Replace /source in this example with the (full path and) name of the file you wish to use as the source and replace /destination with the (full path and) name of the file you wish to use as a hard link:

ln /source /destination

This example created the /destination file, which links to the same inode as the /source file.

About soft links

  • Soft links are also known as symbolic links.
  • A soft link is a file name that links to a hard link.
  • You can create soft links to files, directories, and file system links.
  • Soft links do not have to be on the same file system as their hard links.
  • A hard link can have more than one soft link.
  • If a hard link’s data is changed, any or all of its soft links will have immediate access to the change.
  • If a hard link has more than one soft link, deleting one of the soft links will not delete the hard link or affect the other soft links.
  • If a had link has one soft link, deleting the soft link will not delete the hard link.
  • If a hard link is deleted, any or all of its soft links will break.
  • You can rename a soft link without interfering with its reference to a hard link.

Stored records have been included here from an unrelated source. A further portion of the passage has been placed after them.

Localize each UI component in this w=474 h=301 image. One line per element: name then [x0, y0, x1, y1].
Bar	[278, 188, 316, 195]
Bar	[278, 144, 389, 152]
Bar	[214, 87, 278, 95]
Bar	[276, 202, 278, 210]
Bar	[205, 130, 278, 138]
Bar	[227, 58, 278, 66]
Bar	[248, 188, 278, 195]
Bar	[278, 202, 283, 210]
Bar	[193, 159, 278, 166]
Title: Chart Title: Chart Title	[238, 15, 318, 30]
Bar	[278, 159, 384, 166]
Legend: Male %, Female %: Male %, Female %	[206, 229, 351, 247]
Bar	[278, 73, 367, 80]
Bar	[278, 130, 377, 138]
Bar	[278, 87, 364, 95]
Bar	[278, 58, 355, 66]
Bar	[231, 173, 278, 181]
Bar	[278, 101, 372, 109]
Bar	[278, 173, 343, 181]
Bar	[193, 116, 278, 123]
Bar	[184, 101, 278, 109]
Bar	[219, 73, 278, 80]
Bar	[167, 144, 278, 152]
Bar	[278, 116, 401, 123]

Create a soft link to a file

To create a soft link to a file, type this command in a terminal window, replacing source with the (full path and) name of the file you wish to link to, and destination with the (full path and) name of the file you wish to use as a soft link:

ln -s /source /destination

Create a soft link to a directory

To create a soft link to a directory, type this command in a terminal window, replacing source with the (full path and) name of the directory you wish to link to, and destination with the (full path and) name of the file you wish use as a soft link:

ln -s /source /destination

Example of a soft link to a directory

Let’s say you created a folder named common in your /var/www directory for a page named common to be served up by your web server. You would need root access to edit the contents of the /var/www/common folder.

To get around this, you can create a new folder called common in your /home/username directory. Since this folder is in your home directory, you don’t need root access to edit its contents. At this point you could do all your editing in the /home/username/common folder, but you’d still need to copy the changes to /var/www/common every time, which would require root access and be a hassle.

Let’s say you want to be able to do all your page editing in the /home/username/common folder and have any changes you make show up immediately and automatically on the web server. Since your web server software looks in the /var/www/common folder, you would create a symbolic link in var/www/common that points to /home/username/common:

sudo ln -s /home/username/common /var/www/common

Note: Since /var/www is a system directory, it requires root access, so sudo was used in front of the command.

Now all changes in /home/username/common will immediately be reflected in /var/www/common and will show up when the page is loaded in a browser. You also don’t have to worry about root access or copying files over to /var/www/common.

To access the page, load up http://IP/common/, replacing IP with the IP or address of your web server.

Obligatory Happy Ending

And they all lived happily ever after. The end.